We presented “SPDO: High-Throughput Road Distance Computations on Spark Using Distance Oracles” in ICDE 2016, held in Helsinki, Finland. It is a framework which implements an extremely fast distributed algorithm for computing road network distance queries on Apache Spark. The approach extends our previous work of developing the ε-distance oracle which has now been adapted to use Spark’s resilient distributed dataset (RDD). Compared with state-of-the-art methods that focus on reducing latency, the proposed framework improves the throughput by at least an order of magnitude, which makes the approach suitable for applications that need to compute thousands to millions of network distances per second.
State Smart Transportation Initiative (SSTI) tried to define the road network accessibility based on “opportunities” and “travel time”. For example, a good accessibility metric for jobs is how many jobs can be accessed within X minutes by bus/transit/auto? Based on this metric, we then can draw an accessibility intensity distribution. A detailed illustration is provided by SSTI in the youtube video.
In our example, we are computing the average commute distance in kilometers for residents of California as in the following figure. This query is of immense interest of transportation planners and was computed using the LEHD data from the US Census Bureau by performing 13,645,807 road network distance computations.

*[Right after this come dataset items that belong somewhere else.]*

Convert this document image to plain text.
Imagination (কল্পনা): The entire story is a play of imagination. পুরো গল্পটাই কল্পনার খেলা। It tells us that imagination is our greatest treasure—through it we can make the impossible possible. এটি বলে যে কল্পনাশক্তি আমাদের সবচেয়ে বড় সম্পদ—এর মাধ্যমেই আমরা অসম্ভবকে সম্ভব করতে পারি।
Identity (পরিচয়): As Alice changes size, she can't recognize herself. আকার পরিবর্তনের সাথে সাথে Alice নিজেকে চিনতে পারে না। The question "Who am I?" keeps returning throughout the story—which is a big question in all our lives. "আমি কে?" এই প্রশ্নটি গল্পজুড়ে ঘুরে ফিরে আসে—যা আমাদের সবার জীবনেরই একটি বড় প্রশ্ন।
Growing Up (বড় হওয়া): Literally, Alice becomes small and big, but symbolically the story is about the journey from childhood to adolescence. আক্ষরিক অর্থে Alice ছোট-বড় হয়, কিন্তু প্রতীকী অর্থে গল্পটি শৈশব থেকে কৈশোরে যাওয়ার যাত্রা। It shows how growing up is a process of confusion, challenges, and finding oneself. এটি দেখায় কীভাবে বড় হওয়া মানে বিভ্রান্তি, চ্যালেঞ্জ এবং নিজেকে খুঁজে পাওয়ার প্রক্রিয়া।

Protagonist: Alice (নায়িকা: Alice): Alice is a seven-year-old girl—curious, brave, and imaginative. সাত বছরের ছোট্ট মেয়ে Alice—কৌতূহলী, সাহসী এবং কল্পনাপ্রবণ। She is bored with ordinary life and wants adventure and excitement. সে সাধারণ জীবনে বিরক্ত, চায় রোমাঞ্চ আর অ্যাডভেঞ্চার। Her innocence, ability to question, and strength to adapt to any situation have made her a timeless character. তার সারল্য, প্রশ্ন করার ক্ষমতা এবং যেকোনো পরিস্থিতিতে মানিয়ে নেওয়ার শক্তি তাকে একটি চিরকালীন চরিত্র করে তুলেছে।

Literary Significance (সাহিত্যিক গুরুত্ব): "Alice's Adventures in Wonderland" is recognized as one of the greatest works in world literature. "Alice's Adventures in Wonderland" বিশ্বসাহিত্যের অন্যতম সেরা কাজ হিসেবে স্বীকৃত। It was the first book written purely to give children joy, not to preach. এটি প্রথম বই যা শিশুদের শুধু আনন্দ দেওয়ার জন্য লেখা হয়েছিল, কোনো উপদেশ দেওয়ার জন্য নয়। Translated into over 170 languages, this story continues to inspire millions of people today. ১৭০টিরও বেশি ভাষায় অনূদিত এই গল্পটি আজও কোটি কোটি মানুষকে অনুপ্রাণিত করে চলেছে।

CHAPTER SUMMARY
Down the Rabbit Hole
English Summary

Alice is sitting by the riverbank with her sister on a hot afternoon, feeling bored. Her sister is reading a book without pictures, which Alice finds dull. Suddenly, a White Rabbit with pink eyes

Route Directness Spectrum:
One way of computing the route directness spectrum of a road network is to impose a grid on the road network. We compute the ratio of the network distance between the centroids of two grid cells to its geodesic distance and weight it by the product of the number of vertices in each grid cell. The above figure was produced by bucketing and counting up all values of the route directness index located in [x, x + 0.1), where x is a point on the x-axis. For each bucket, we compute the percentage of each group as a percentage of the total number of shortest paths. Note that the route directness index must be larger than 1.0 since geodesic distance is always less than or equal to the network distance. As the values of the maximum route directness index that we found were 10.6, 30.4, and 26.3 for NYC, Bay, and SLC, respectively, solely using the maximum route directness index is not a good way to measure the connectivity of a road network. On the other hand, average route directness index may be fair enough, but its computation workload is the same as the route directness spectrum.
It is important to note that using our distributed key-value methods, the computing the route directness spectrum for a moderate-sized region such as NYC can be completed within 1 minute, while other methods complete it in a reasonable time (e.g., more than 4 hours using Contraction Hierarchies, since there is a very large number of distance computations to be performed).